Changing expectations, getting to a clean bill of health, and predicting the future
"When I started in my firm, back in the early 2000s, compliance monitoring was very different. It generally involved going to a department, obtaining hard copies, and matching random samples—say 20 or 30 items—against a regulatory checklist. It was very manual in nature. Very labor intensive. And not particularly effective, as you were trying to find a needle in a haystack."
So offers Robert*—Head of Compliance Monitoring and Ethics at a storied, UK-based asset manager—in response to the question: what changes have you witnessed in the compliance function in your time on the job? Robert's been at his current firm for 18 years, having worked his way up the ranks from junior compliance officer to where he is now, and the change he's seen in that time has been considerable. "There were five people in compliance when I joined in 2001 and we're up to 50 now."
JACK OF ONE TRADE
That growth in the number of compliance staff corresponded to growth in the overall size of the firm—more assets under management and more employees meant more to stay on top of—but it also corresponded to structural changes in the compliance department. The firm went from a single department to multiple departments. "We have four sub-teams within the compliance department now," says Robert. "Compliance Monitoring and Ethics is one of those sub-teams.
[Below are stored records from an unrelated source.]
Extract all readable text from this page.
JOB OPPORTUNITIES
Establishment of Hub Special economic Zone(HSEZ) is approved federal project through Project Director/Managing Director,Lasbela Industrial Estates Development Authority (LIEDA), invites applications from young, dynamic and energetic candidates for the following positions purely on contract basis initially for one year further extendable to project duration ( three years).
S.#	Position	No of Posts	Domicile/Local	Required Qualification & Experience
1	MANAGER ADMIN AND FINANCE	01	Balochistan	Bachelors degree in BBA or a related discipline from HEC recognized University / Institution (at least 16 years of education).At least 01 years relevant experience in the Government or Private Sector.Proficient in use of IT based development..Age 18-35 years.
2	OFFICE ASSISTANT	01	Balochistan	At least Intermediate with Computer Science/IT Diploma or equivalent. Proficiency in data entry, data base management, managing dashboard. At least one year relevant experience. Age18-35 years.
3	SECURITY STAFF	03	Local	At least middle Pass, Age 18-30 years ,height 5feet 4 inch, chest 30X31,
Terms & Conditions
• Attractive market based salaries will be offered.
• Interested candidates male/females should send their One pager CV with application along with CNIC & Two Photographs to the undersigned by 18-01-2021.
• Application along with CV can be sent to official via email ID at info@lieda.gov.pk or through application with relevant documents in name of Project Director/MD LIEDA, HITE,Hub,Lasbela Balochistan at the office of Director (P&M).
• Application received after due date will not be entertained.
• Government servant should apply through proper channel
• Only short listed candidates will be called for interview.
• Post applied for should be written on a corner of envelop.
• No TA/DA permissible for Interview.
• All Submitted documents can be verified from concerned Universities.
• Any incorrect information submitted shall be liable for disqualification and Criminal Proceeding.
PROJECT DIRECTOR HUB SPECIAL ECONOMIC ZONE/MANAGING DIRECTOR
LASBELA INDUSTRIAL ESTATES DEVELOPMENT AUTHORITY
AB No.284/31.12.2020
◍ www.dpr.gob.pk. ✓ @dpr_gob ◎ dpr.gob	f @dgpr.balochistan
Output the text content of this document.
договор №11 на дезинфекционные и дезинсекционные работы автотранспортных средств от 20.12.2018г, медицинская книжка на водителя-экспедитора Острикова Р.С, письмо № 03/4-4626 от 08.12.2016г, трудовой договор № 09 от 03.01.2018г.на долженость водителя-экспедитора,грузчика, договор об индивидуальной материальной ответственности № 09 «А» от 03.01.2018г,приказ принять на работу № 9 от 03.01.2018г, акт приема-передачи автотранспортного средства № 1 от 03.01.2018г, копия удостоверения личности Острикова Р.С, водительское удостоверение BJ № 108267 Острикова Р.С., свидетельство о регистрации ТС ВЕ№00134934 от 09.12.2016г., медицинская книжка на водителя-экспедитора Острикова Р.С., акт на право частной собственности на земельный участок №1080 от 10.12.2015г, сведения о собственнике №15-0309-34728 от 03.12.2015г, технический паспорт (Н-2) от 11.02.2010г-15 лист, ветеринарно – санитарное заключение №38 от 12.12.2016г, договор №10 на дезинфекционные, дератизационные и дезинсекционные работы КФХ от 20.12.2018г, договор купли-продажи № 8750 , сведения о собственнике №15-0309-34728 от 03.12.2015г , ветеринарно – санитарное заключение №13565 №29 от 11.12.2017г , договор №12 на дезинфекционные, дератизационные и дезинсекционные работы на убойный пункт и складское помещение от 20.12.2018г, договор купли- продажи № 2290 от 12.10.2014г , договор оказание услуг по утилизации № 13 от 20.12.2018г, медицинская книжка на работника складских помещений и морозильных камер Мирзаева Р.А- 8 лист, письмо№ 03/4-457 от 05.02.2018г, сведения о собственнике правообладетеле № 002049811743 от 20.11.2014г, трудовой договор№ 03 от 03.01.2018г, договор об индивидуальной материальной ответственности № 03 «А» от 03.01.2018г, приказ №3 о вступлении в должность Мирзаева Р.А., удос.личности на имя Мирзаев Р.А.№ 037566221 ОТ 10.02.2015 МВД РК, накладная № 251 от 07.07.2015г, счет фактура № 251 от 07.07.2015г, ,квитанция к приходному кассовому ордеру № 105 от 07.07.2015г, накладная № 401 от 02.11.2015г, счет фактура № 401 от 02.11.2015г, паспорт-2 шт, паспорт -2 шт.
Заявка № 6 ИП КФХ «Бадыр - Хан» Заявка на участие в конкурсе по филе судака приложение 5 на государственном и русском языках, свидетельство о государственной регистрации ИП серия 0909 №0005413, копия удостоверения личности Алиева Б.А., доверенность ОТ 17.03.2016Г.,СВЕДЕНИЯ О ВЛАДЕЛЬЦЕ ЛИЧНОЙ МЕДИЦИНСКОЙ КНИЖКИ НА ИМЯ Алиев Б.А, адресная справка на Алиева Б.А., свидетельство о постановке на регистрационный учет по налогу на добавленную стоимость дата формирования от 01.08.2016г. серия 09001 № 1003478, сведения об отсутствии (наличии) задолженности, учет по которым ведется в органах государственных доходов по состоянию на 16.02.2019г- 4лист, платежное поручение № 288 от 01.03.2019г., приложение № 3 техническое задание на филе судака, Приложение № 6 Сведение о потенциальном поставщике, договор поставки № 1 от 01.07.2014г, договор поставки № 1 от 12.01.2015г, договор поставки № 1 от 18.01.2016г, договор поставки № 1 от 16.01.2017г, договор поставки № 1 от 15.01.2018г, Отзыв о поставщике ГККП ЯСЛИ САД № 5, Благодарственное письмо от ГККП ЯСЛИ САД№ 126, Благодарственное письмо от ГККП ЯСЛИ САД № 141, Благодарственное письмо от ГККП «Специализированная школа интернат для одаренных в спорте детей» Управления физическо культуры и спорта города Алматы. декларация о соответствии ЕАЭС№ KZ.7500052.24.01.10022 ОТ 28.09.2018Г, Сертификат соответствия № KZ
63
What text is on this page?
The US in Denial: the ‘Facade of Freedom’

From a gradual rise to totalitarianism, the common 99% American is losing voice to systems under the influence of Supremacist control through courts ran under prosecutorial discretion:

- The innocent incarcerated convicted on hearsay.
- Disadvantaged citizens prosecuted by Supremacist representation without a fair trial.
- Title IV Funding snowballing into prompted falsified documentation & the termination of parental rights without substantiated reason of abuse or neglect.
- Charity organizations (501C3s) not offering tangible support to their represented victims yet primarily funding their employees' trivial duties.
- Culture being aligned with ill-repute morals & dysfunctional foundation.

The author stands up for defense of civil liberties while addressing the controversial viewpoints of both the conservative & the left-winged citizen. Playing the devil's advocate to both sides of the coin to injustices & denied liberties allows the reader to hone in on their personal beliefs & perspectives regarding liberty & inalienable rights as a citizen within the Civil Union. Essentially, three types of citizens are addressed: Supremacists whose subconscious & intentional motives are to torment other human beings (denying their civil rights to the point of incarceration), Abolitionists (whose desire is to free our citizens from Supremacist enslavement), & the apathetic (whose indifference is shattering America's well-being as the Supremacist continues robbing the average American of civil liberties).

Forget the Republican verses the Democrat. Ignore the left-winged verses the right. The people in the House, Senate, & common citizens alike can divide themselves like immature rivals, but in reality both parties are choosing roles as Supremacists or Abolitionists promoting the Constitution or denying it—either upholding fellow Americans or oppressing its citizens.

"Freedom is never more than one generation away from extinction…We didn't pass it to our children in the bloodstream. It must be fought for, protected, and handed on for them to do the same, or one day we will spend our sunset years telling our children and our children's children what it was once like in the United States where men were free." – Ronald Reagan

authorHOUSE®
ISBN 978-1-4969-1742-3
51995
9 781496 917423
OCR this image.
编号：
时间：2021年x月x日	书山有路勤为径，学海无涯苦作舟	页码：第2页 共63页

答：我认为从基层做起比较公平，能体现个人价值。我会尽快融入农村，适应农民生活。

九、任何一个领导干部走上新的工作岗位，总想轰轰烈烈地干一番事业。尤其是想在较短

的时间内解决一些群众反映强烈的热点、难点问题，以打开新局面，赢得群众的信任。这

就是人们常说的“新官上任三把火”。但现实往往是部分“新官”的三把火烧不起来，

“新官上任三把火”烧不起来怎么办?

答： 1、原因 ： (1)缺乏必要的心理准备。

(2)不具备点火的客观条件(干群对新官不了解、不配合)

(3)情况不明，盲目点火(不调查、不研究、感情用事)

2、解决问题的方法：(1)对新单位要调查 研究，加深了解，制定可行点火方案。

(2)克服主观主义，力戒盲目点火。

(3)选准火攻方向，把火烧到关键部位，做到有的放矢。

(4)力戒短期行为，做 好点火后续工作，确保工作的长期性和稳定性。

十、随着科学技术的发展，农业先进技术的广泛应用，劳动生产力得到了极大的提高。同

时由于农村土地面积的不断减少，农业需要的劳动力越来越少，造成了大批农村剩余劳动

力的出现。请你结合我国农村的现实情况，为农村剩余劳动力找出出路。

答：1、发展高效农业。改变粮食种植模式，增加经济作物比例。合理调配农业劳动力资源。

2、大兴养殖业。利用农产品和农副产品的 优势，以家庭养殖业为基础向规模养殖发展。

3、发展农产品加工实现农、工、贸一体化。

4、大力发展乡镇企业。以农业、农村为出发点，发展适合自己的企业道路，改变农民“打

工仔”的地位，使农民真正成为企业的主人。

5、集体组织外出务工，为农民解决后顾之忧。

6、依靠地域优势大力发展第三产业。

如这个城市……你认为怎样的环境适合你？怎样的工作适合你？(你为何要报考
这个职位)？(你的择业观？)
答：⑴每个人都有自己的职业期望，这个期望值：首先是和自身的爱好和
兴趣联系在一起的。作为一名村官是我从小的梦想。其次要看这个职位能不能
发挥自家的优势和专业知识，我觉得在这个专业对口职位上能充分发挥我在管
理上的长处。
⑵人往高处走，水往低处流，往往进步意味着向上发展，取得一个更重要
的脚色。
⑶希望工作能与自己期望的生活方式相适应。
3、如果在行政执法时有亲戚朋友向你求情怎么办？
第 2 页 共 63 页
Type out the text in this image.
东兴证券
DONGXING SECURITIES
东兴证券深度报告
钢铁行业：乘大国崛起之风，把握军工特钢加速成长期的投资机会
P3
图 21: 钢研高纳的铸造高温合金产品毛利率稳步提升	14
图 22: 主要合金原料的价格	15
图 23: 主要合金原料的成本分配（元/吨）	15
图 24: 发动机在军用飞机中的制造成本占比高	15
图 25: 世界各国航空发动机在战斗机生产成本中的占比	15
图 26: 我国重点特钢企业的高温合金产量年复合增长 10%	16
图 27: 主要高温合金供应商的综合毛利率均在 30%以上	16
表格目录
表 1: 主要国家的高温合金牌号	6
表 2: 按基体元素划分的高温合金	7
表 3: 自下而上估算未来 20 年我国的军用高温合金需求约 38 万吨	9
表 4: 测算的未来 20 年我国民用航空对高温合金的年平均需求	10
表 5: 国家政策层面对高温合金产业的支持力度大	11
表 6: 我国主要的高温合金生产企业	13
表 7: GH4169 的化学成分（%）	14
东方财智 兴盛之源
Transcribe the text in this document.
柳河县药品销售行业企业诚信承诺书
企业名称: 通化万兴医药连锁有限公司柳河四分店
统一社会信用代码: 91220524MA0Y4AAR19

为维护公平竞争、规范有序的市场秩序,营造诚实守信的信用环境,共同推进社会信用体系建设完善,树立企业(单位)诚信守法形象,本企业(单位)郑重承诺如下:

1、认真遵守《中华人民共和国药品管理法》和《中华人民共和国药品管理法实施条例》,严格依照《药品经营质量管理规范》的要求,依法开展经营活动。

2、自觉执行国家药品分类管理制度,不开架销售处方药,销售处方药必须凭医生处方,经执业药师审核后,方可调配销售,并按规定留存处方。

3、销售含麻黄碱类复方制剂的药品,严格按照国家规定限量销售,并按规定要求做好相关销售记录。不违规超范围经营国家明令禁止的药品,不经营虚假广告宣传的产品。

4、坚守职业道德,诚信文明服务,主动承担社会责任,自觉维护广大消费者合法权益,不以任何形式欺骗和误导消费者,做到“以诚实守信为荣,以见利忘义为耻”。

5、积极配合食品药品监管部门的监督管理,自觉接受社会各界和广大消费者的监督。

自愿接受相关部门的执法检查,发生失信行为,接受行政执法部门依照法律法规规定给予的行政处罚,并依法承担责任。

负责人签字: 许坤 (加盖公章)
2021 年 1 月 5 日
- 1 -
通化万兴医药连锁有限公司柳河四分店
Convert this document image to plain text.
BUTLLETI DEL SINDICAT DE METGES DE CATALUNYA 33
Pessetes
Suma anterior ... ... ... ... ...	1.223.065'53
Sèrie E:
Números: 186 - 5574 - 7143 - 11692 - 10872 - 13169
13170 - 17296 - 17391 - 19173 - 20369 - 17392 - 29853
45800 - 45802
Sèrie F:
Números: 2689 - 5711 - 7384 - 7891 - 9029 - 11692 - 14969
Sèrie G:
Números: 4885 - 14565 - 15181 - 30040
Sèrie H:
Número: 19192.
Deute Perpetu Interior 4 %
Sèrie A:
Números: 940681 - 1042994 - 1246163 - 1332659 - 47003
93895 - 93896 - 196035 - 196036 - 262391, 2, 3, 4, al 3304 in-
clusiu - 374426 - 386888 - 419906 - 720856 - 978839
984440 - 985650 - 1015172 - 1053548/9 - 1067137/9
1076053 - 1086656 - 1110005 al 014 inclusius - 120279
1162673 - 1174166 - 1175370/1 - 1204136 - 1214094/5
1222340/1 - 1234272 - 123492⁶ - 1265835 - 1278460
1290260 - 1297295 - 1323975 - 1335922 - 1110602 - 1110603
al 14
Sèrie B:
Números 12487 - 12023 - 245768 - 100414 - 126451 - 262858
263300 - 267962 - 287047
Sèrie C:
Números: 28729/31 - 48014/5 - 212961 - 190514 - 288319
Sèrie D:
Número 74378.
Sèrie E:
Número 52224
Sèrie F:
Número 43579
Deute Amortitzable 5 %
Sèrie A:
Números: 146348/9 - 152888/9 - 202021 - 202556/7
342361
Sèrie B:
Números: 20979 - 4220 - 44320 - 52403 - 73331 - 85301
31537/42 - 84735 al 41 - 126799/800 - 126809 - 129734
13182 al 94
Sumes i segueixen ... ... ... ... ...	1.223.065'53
We also have dedicated Regulatory Developments, Policies & Training, and Anti-Financial Crime teams. It's all part of a single department, though each team has a specific role."
And as compliance as a whole became increasingly specialized, so did the roles of individual compliance officers. Robert: "When I started, the job was very much a compliance generalist role. You were a jack of all trades, doing a little bit of everything. As the firm has grown over the years we changed that model, and went down a more specialist route. That movement from generalist to specialist is another significant change we've seen over the years. On the whole, this approach is superior as it provides dedicated resource to specific areas like compliance monitoring. However, we also need be careful and ensure that individuals don’t become siloed and miss out on the broader experience of working in a big compliance department. "
GETTING TO A CLEAN BILL OF HEALTH
Regtech has come to Robert's compliance department as it has to so many others, and the effects have been beneficial and largely as expected. "Tech undoubtedly helps us better manage our compliance program," he says. "The software solutions we employ are light years ahead of the old manual processes. They're efficient, scalable, faster, and far more accurate. They greatly decrease the risk of human error and risk to the firm. Regtech is a no-brainer in that sense."
"In the old days," continues Robert, "with random sampling, before 100% data coverage, there was only so much assurance you could provide the business. You may not have identified any issues from your sample, but was that really a clean bill of health? We're far more data driven now. Whatever it is we're monitoring, whatever topic we're looking at, we try and get a data source and analyze it using software tools."
Aside from the obvious benefits of using automated compliance software—increased efficiency and productivity from the compliance team—Robert was facing, and continues to face, two more tech drivers. Regulation is the obvious one. Since the financial crash, regulation has been on the rise globally, as has enforcement of existing regulation. There's also an increasing expectation for firms to use regtech. That is, regulators are beginning to operate under the presumption that, without automated software solutions in place, there's no way firms can keep up with the flood of regulation and crisscrossing data that's part and parcel of modern finance. And regulators themselves have reached the point of being as tech savvy as their charges.
The other tech driver has been clients. Robert: "Our client base is predominantly made up of large institutional clients, including from North America. They can be very sophisticated at their end, with a strong focus on due diligence. Consequently, there's an expectation on their part that our compliance monitoring be as software driven and data-analytical in nature as possible."
PREDICTING THE FUTURE
For Robert and his firm, and for financial compliance in general, the last two decades have seen enormous change. Regtech and increased regulation seem here to stay. And when it comes to said tech, and getting the most out of all the data it's capable of generating and analyzing, Robert has a definite path he wants his firm to take. "When it comes to tech, the easy thing to do is simply report statistics to your boards and committees: how many breaches and findings you've had and whether these numbers are trending up or down. But that strikes me as a fairly basic use of data. What we’d like to see is data being used to predict trends: to know what's going to happen before it happens. For instance, if we're seeing a certain kind of behavior from staff, we should use that data proactively. Does the issue require fresh training in an area? Does it require new policies? This is easier said than done, but it's what we're shooting for."
As for the job itself? Robert: "Using software to analyze data gives you a deeper understanding of your subject matter and enables you to ask informed and challenging questions. We generally find that colleagues in the business are happy to engage with us if we're showing an interest in their area and they can see the value in what we're doing. That wasn’t always the case, back in the day, with a tick-the-box, sample-checking mentality. Having all the data in hand means not just far more interesting conversations but far more productive ones."
*Not his real name. Withheld at his request.